Não quero que nada me cerceie na redação de minhas notas. Não vou estabelecer ordem nem sistema. Escreverei tudo o que me vier à memória. Mas, por exemplo, alguém poderia implicar com o que eu disse e me perguntar: se o senhor realmente não conta com leitores, então por que está agora fazendo tratos consigo mesmo e, ainda por cima, por escrito, dizendo que não vai introduzir nenhuma ordem ou sistema, que vai escrever aquilo de que se lembrar, etc.? Por que está dando explicações? Por que está se desculpando?
Esperem, já vou responder.
Há, neste caso, toda uma psicologia. Talvez, inclusive, eu seja simplesmente covarde. Pode ser também que eu imagine de propósito um público na minha frente para me comportar mais decentemente enquanto escrevo. Pode haver umas mil razões.

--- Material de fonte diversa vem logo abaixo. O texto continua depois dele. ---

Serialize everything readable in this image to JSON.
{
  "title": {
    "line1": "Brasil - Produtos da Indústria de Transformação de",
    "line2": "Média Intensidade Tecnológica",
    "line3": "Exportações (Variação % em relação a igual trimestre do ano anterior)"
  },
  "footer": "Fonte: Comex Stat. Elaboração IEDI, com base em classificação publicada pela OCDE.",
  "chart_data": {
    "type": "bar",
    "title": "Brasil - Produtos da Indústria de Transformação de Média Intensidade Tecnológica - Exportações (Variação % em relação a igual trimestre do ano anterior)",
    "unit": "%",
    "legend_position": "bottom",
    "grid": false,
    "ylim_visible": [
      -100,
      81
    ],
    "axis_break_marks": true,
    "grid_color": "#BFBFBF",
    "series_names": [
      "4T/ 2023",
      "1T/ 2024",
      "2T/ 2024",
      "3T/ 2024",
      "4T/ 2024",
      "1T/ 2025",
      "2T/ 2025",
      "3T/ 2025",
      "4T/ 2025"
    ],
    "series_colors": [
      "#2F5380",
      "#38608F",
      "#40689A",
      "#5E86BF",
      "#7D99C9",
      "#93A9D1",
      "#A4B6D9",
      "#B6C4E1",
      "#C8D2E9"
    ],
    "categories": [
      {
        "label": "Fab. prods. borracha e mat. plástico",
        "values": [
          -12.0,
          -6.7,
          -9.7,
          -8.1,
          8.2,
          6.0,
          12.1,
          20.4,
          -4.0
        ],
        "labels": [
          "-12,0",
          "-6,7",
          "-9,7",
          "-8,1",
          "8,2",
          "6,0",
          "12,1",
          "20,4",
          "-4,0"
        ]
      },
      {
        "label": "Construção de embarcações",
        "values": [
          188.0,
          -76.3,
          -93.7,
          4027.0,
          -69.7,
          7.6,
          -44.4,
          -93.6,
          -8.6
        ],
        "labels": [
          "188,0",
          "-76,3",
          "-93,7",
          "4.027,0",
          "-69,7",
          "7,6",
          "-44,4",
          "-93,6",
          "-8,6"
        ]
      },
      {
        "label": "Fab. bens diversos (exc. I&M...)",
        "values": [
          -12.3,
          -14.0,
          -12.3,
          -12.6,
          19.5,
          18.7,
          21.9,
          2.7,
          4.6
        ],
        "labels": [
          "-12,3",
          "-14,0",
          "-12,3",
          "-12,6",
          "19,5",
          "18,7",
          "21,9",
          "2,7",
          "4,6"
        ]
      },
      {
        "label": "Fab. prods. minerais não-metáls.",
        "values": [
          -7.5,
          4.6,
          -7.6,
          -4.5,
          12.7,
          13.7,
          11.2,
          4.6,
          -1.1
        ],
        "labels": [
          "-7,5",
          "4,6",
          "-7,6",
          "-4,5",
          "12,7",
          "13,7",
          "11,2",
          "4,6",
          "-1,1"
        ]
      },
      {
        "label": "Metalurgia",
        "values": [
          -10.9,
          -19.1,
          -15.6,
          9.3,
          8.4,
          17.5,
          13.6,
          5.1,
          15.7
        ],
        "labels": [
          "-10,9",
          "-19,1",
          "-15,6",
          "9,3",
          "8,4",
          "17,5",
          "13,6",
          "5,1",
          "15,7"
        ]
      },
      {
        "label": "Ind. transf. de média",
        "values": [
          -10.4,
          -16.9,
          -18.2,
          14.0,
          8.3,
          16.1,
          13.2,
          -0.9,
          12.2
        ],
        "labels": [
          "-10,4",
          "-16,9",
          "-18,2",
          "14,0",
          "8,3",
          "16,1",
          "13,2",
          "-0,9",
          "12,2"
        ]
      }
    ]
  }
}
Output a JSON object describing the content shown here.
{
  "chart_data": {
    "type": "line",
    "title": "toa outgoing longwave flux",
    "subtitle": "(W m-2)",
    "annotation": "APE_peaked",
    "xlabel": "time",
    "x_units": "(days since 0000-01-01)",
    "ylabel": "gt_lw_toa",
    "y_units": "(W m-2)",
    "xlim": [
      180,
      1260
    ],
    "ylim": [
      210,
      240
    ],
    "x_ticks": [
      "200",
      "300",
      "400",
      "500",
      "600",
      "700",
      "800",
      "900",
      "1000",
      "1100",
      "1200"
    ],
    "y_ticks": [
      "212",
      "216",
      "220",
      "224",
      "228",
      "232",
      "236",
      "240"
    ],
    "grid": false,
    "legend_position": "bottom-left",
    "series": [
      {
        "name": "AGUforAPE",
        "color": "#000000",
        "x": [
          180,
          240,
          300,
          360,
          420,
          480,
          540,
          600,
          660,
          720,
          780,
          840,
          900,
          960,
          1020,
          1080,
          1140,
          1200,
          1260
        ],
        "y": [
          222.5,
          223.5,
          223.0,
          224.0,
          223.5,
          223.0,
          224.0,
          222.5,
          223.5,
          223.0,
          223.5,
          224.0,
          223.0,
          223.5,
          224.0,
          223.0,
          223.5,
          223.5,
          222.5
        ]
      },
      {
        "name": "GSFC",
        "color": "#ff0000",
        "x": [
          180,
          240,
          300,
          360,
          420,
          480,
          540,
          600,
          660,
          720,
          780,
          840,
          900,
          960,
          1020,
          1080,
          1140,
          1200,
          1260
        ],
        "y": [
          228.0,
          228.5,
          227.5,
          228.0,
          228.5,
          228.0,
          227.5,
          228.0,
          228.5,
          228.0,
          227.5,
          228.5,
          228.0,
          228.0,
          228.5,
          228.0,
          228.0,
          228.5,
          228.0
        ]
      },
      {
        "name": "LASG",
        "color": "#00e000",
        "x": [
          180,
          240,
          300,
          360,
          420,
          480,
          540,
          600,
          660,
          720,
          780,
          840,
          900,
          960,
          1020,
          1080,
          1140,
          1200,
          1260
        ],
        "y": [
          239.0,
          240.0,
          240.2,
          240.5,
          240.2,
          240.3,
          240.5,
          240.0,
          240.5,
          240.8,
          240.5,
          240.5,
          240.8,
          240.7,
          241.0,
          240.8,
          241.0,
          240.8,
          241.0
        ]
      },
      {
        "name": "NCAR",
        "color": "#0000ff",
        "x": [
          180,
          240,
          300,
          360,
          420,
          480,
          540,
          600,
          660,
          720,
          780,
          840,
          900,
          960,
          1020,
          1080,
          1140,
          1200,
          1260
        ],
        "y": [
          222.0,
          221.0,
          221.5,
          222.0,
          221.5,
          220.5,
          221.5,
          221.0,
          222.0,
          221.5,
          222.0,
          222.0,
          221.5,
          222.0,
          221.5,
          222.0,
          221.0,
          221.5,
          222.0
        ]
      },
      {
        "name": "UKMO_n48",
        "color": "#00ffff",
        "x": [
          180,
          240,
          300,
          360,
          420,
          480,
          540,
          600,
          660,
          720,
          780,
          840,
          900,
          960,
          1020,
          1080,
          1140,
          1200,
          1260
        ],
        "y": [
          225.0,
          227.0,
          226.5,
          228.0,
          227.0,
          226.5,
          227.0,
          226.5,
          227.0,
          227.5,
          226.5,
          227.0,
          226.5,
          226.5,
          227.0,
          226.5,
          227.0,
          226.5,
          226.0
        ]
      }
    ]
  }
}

Mas eis ainda uma questão: para que e por que eu, de fato, desejo escrever? Se não é para um público, então não seria possível guardar tudo na memória, sem pôr no papel?
Certamente, senhores. Mas no papel ficará, de certo modo, mais solene. O papel inspira respeito, serei mais exigente comigo mesmo, o estilo lucrará. Além disso, escrevendo, talvez eu sinta de fato alívio. Neste momento, por exemplo, uma recordação antiqüíssima me oprime. Ela me veio à memória com nitidez há alguns dias e desde então não me larga, como uma melodia aborrecida que não sai da cabeça. Entretanto, é necessário livrar-me dela. Tenho centenas de recordações desse tipo, mas de vez em quando alguma se destaca das outras e começa a me afligir. Por alguma razão, creio que, escrevendo-a, conseguirei livrar-me dela. Por que não tentar?
Finalmente: sinto-me entediado, pois fico o tempo todo sem fazer nada. O ato de anotar é, de certo modo, um trabalho. Dizem que o homem se torna bom e honesto com o trabalho. Bom, pelo menos, eis aí uma chance.
Agora está caindo uma neve quase molhada, amarela, turva. Ontem caiu também, nos dias anteriores também. Creio que foi por causa da neve molhada que me lembrei da anedota que agora não quer desgrudar-se de mim. Então, que isso se transforme numa novela sobre a neve molhada.